Por Mikel M. Sanz, publicado el 25.04.2011
Pedirle a Noah Lennox una nueva obra maestra, así como si las regalasen, sería muy injusto. De hecho, y apelando a la citada justicia, si alguien no tiene la obligación de hacerlo es él, que ya dejó claro de qué es capaz con ‘Person Pitch’ (Paw Tracks, 2007). El tema es que hemos esperado cuatro años, varios retrasos y otros tantos rumores para la llegada de este ‘Tomboy’ y nos hemos quedado fríos. Y mira que el de Baltimore ha calcado la estrategia de ‘Person Pitch’ y ya conocíamos más de medio disco con los cuatro siete pulgadas previos que ha ido dejando caer entre el presente año y el pasado 2010. Pero aún así, nadie nos puede quitar la sensación de relativa decepción.

‘Tomboy’ da detalles, al igual que sus adelantos, desde la misma portada. Fea a más no poder (parece tendencia en 2011, ¿se ha recortado presupuesto en los diseñadores?) es un cruce de frialdad y minimalismo en un contexto humano. Adiós al policromatismo y hola a los tonos grises. Esto se traslada en unas bases electrónicas esqueléticas y cíclicas, un sonido plano y lineal y unas voces protagonistas como nunca, que acuden, eso sí, a las cálidas armonías californianas de costumbre.
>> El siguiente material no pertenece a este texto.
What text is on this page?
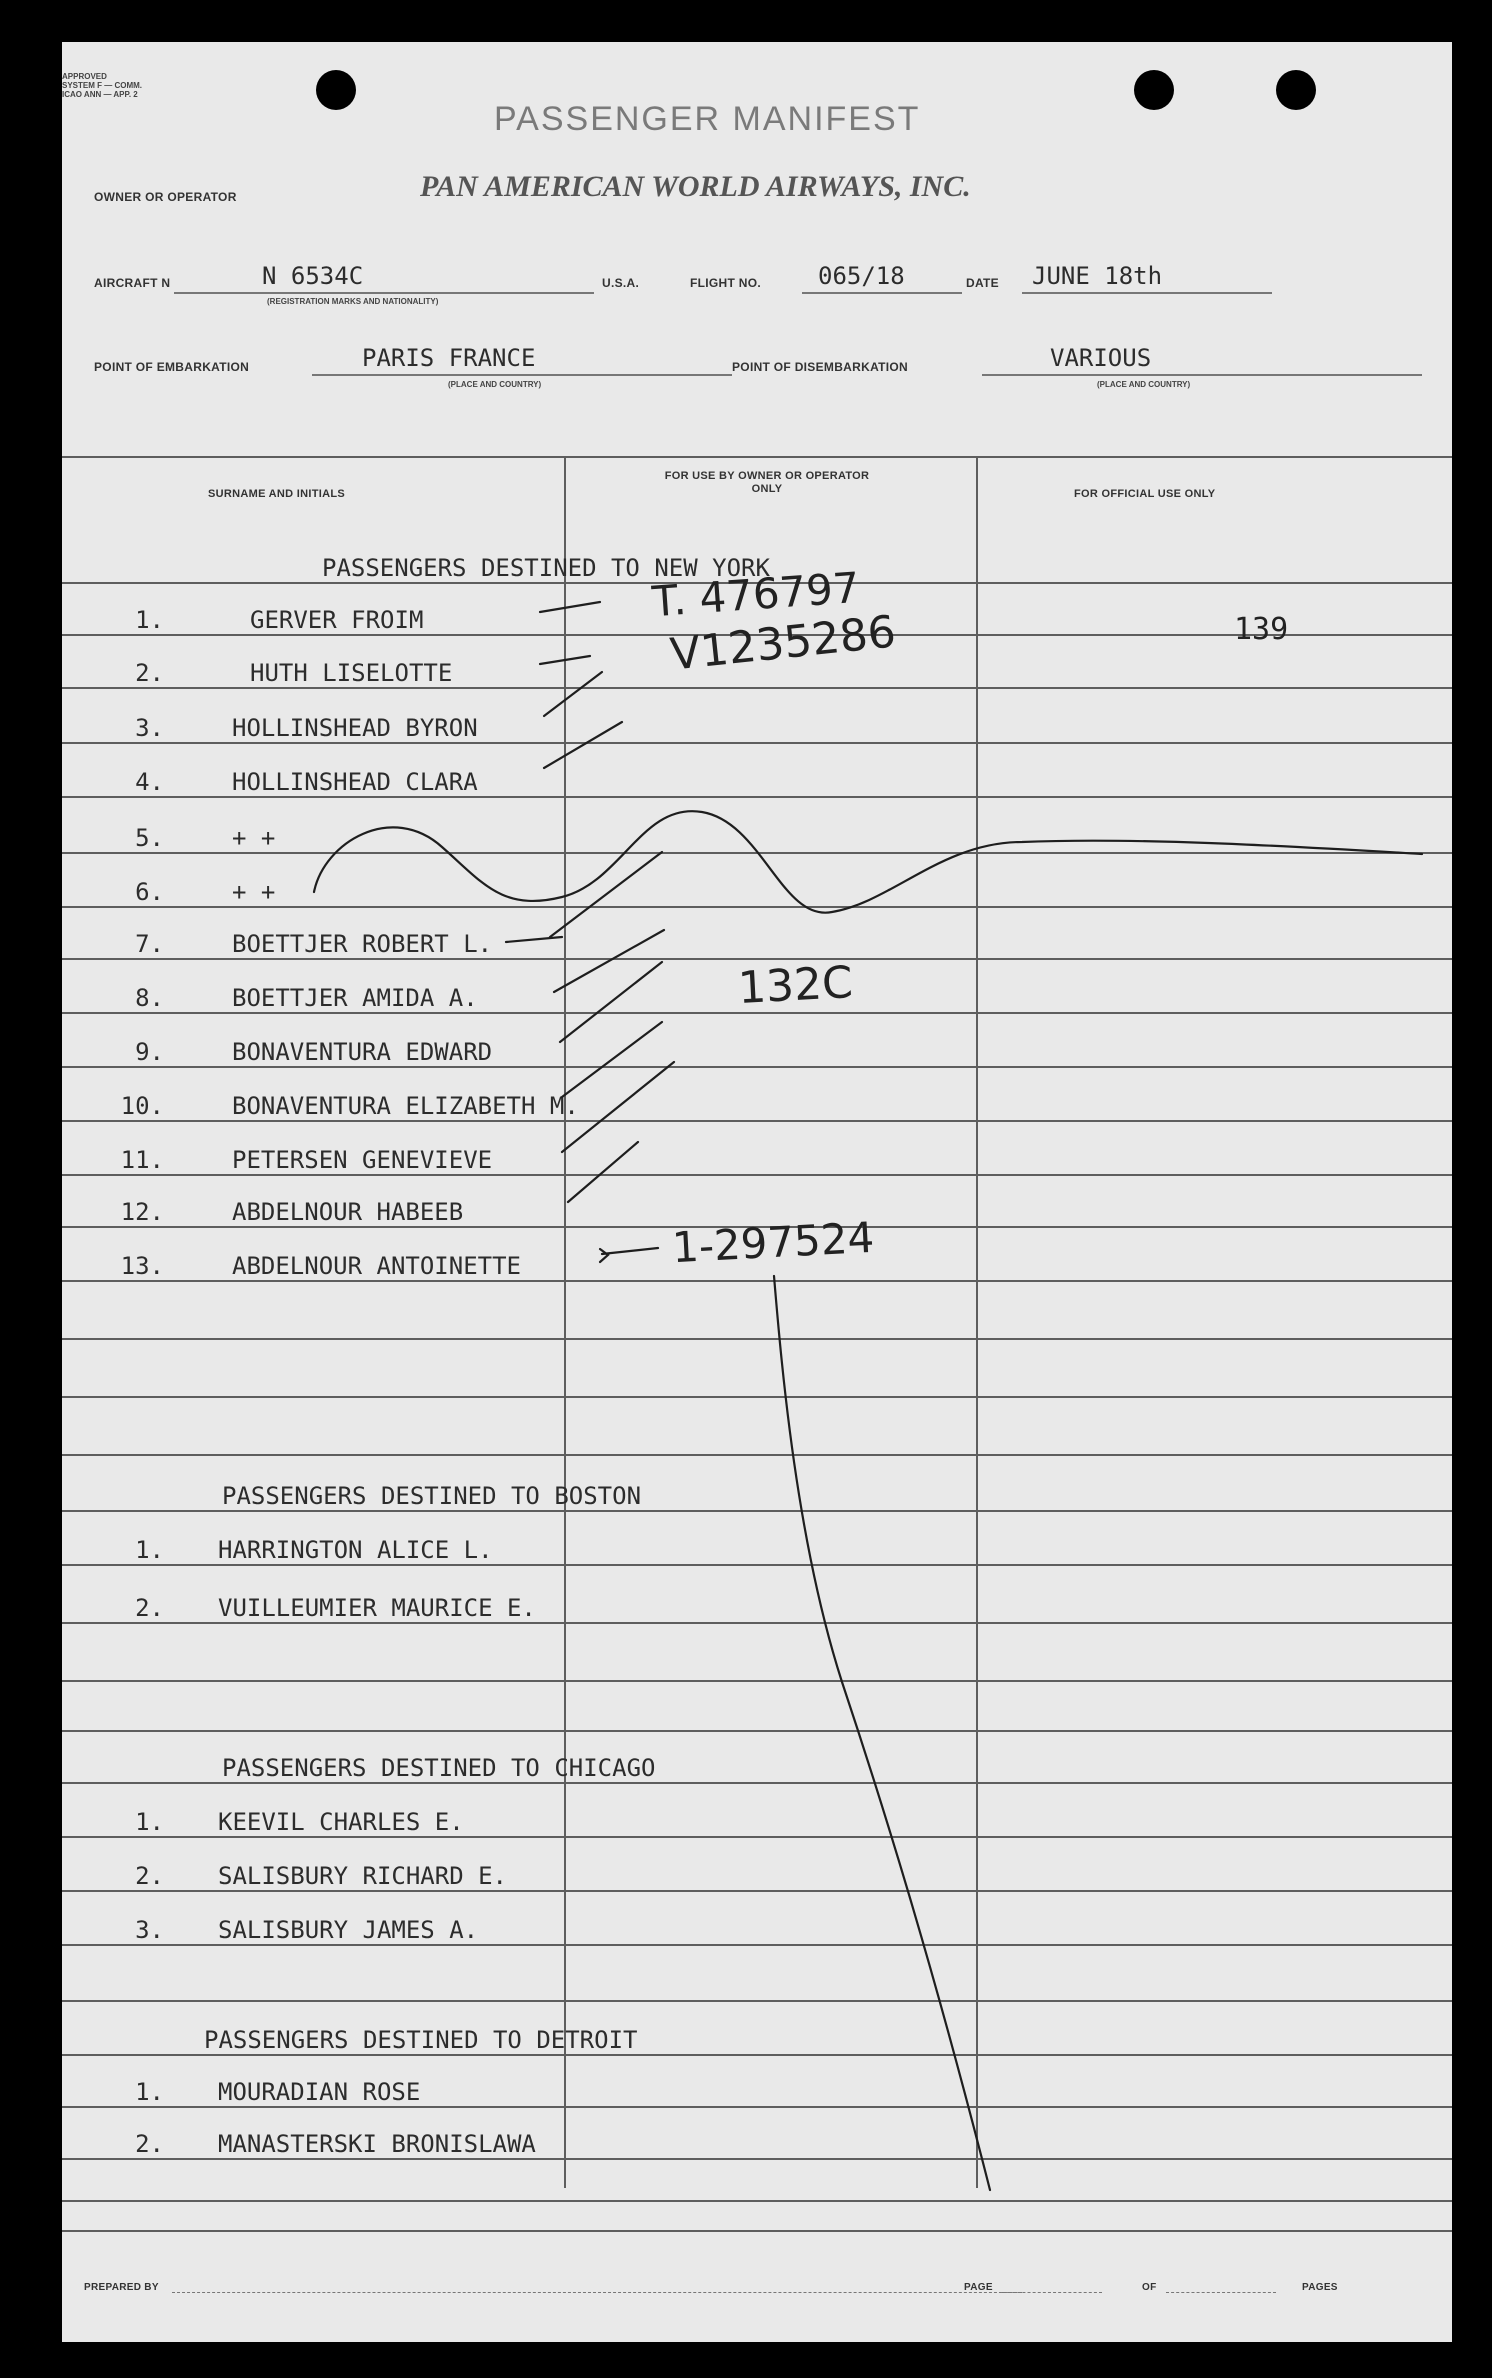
APPROVED
SYSTEM F — COMM.
ICAO ANN — APP. 2
PASSENGER MANIFEST
OWNER OR OPERATOR	PAN AMERICAN WORLD AIRWAYS, INC.
AIRCRAFT N	N 6534C	U.S.A.
(REGISTRATION MARKS AND NATIONALITY)
FLIGHT NO. 065/18	DATE JUNE 18th
POINT OF EMBARKATION	PARIS FRANCE
(PLACE AND COUNTRY)
POINT OF DISEMBARKATION	VARIOUS
(PLACE AND COUNTRY)
SURNAME AND INITIALS
FOR USE BY OWNER OR OPERATOR ONLY	FOR OFFICIAL USE ONLY
PASSENGERS DESTINED TO NEW YORK
1.	GERVER FROIM
2.	HUTH LISELOTTE
3.	HOLLINSHEAD BYRON
4.	HOLLINSHEAD CLARA
5.	+ +
6.	+ +
7.	BOETTJER ROBERT L.
8.	BOETTJER AMIDA A.
9.	BONAVENTURA EDWARD
10.	BONAVENTURA ELIZABETH M.
11.	PETERSEN GENEVIEVE
12.	ABDELNOUR HABEEB
13.	ABDELNOUR ANTOINETTE
PASSENGERS DESTINED TO BOSTON
1. HARRINGTON ALICE L.
2. VUILLEUMIER MAURICE E.
PASSENGERS DESTINED TO CHICAGO
1. KEEVIL CHARLES E.
2. SALISBURY RICHARD E.
3. SALISBURY JAMES A.
PASSENGERS DESTINED TO DETROIT
1. MOURADIAN ROSE
2. MANASTERSKI BRONISLAWA
T. 476797
V1235286
132C
1-297524
139
PREPARED BY	PAGE	OF	PAGES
Porque Lennox siempre ha ido a cara descubierta y, si bien dentro de la mayestática jungla ‘sampladélica’ de Person Pitch las referencias del libreto interior quedaban en un segundo plano, ahora nos sirven de guía precisa para el así se hizo ‘Tomboy’. Aunque tampoco es que hiciera mucha falta: hasta el menos ducho en la materia podría reconocer las plegarias acarameladas de The Beach Boys en el recorrido vocal de este trabajo, catedralicias desde la inicial ‘You Can Count On Me’. Otro punto importante tanto para la fachada final (lo mezcla) como por el hecho en sí de la elección es el nombre de Peter Kember (Spacemen 3, Sonic Boom, Spectrum, E.A.R.). Su amor por la repetición, la psicodelia y el drone se refleja de manera más que evidente en ‘Surfer’s Hymn’ (Steve Reich) y, ejem, ‘Drone’ (Spaceman 3), pero es el hormigón de sus cincuenta minutos de duración. Si a todo esto añadimos el mantra acuoso y la pulsión interna de la casa Basic Channel, bastantes porciones de dub (Lee Perry en la tremenda ‘Slow Motion’) y, saliéndose de la tónica general, la genuflexión ante Nico (‘Scheherazade’), tendremos, sin pasarnos del precio justo, una idea muy aproximada de lo que es el cuarto largo del Animal Collective.